Having been put on the spot, I did actually come up with two questions, one of which was so minor I’d been planning to ask the speaker privately after the session, but the other of which I somehow pulled from thin air. That got things started, other questions occurred to others in the audience, and although the topics gradually went far afield from the presentation, the entire Q & A time was filled with productive interchanges.

I did get a little teasing over lunch, with some friends playfully accusing me of being able to talk at great length about anything or even about nothing. A little embarrassed and a little complimented, I did make later use of the concept, and at a few different conferences (summits, fora, meetings, whatever), in cooperation with the organizers I’ve had a standby presentation ready to deliver in case another presenter takes ill or doesn’t show up. And it’s occasionally been needed!

Nevertheless, as COVID-19 took huge chunks of my business away from me, my flow of words seemed to dry up. It’s almost as if my interactions with training class participants and audited customers and regulatory enforcers fueled my ability to have something to say about DG in general. My sources of new perspectives to ponder mostly evaporated, leaving more napping on the Porch Swing than writing columns for HCB (hcb). To be fair, the concurrent dramatic decrease in regulatory changes also gave me less to think about, and thus to talk about. And despite my efforts to be a positive person about the events of life, I was kinda depressed about whether my business would eventually bounce back or whether face-to-face DG training would forevermore be a rarity.

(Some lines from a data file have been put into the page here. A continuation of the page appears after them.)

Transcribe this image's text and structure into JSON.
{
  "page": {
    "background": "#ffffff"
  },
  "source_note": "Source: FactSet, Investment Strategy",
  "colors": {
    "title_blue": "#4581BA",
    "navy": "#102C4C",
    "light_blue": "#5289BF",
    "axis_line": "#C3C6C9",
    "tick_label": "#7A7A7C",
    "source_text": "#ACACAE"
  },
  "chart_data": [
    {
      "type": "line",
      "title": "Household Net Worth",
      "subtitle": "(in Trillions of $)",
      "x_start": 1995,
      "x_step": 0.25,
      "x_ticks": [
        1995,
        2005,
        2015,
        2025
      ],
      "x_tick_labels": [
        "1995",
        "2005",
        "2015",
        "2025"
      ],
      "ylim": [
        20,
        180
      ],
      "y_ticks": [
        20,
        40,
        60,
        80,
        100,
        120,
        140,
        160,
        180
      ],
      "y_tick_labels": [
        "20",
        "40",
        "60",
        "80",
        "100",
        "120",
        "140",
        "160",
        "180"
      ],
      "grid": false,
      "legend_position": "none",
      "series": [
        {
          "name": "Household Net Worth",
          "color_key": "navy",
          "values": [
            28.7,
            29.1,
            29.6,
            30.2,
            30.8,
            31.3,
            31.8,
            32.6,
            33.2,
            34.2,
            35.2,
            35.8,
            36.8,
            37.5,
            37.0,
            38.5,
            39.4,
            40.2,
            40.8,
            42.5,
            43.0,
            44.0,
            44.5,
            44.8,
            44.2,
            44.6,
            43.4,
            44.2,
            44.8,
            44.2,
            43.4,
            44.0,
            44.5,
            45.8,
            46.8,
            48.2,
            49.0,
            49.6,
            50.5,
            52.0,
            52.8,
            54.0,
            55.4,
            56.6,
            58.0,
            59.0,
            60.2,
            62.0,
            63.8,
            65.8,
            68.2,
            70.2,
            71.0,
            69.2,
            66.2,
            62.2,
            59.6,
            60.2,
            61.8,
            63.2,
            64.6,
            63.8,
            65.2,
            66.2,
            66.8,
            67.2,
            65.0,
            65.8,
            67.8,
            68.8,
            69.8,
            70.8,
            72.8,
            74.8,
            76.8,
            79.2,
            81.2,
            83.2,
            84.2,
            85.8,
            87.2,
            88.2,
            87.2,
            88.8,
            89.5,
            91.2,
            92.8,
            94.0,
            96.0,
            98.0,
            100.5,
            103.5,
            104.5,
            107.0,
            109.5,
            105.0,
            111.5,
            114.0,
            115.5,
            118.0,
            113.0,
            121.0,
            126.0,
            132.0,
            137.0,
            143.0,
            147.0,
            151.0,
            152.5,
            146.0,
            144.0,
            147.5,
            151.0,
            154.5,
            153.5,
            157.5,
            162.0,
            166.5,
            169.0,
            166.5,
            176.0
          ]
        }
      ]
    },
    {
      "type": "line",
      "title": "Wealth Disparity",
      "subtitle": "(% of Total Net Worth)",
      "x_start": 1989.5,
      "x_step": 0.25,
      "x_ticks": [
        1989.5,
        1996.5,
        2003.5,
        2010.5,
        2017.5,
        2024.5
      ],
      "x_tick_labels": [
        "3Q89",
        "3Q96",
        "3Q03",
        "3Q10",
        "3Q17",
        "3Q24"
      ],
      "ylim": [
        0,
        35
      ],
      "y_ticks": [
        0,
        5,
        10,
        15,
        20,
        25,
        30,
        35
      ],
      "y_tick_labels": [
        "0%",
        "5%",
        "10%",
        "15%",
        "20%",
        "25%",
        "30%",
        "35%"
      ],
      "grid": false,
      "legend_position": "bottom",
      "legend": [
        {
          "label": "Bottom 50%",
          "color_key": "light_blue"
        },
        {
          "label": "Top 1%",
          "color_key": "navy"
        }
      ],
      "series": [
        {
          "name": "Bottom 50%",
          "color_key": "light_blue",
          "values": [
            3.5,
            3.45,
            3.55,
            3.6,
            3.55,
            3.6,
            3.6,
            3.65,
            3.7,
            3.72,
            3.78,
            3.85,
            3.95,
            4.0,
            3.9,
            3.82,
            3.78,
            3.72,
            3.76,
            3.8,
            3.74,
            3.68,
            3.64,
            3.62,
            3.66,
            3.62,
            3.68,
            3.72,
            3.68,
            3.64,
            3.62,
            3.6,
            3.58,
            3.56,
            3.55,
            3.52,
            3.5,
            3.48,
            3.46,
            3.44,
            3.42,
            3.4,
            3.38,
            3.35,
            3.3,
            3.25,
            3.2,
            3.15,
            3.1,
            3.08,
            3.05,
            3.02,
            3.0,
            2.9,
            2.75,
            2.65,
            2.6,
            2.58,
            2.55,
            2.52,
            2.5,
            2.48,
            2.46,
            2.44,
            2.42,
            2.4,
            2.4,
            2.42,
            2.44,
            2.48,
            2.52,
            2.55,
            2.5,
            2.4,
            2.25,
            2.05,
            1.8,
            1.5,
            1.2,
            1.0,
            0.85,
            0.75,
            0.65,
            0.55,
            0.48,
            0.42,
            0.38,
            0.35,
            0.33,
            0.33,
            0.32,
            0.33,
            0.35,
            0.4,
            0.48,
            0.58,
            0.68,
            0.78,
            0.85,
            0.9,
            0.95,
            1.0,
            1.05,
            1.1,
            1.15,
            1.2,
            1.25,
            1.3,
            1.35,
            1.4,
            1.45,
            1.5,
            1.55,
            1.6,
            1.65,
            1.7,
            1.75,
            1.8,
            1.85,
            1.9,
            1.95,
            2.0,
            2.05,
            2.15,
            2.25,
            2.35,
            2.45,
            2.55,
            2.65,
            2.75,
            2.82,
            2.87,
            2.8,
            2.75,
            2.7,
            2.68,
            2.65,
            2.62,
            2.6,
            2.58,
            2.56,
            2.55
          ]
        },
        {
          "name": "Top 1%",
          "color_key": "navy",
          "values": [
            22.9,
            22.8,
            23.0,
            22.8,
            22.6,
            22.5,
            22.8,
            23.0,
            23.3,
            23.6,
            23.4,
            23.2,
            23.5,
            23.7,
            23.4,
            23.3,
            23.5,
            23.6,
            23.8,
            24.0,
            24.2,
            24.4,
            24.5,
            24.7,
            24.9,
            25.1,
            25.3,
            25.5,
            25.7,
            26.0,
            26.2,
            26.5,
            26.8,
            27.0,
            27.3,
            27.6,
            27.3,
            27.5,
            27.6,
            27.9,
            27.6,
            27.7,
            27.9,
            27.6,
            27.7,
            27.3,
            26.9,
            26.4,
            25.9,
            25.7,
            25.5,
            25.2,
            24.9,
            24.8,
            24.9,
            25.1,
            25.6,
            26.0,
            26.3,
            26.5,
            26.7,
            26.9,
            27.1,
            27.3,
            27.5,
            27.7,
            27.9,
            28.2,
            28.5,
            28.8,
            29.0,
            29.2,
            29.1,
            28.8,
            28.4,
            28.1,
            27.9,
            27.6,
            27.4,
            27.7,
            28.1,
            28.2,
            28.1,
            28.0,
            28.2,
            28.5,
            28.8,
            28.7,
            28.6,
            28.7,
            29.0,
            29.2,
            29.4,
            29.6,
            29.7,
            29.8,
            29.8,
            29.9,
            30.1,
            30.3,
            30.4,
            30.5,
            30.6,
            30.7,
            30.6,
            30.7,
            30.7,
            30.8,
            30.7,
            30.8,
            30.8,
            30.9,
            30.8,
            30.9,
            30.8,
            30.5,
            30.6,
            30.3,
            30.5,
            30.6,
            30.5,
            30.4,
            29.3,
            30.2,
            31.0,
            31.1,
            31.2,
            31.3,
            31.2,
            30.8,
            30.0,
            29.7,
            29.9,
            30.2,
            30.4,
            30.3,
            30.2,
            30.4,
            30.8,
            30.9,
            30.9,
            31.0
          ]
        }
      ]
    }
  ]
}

My voice is coming back, as this column attests, and, as when it went away, the trend of my business preceded it. Old customers, a couple trained via Zoom or or equivalent in 2020, have expressed a desire to return to in-person training, and although the time isn’t right just yet, some’ve booked time slots in October and November. Other customers have asked for one last webinar class before returning to the “good training”. And even for training delivered “virtually”, so many people have become well versed in the complexities of Microsoft Teams and Zoom and other similar tools, that I’ve been assured I can have a virtual class ‘break out’ into small groups for assigned in-class projects seamlessly. What once involved moving some chairs and books to different corners of the room can now be done with the right series of computer clicks.

Do I think we’ll get all the way back to where in-person, face-to-face training was before the pandemic? No. Do I think in-person, face-to-face training is still the most effective method to ensure compliance and safety? Yes. But I think we’ll get further back than I had expected. And I think the sophisticated tools needed to make virtual, live, interactive training more effective have become widespread and more user-friendly, so that virtual training doesn’t necessarily have to be of low quality. I am definitely more optimistic than I was six and ten months ago.

I’m welcoming back some of my business, and I’m welcoming back my voice. Any questions?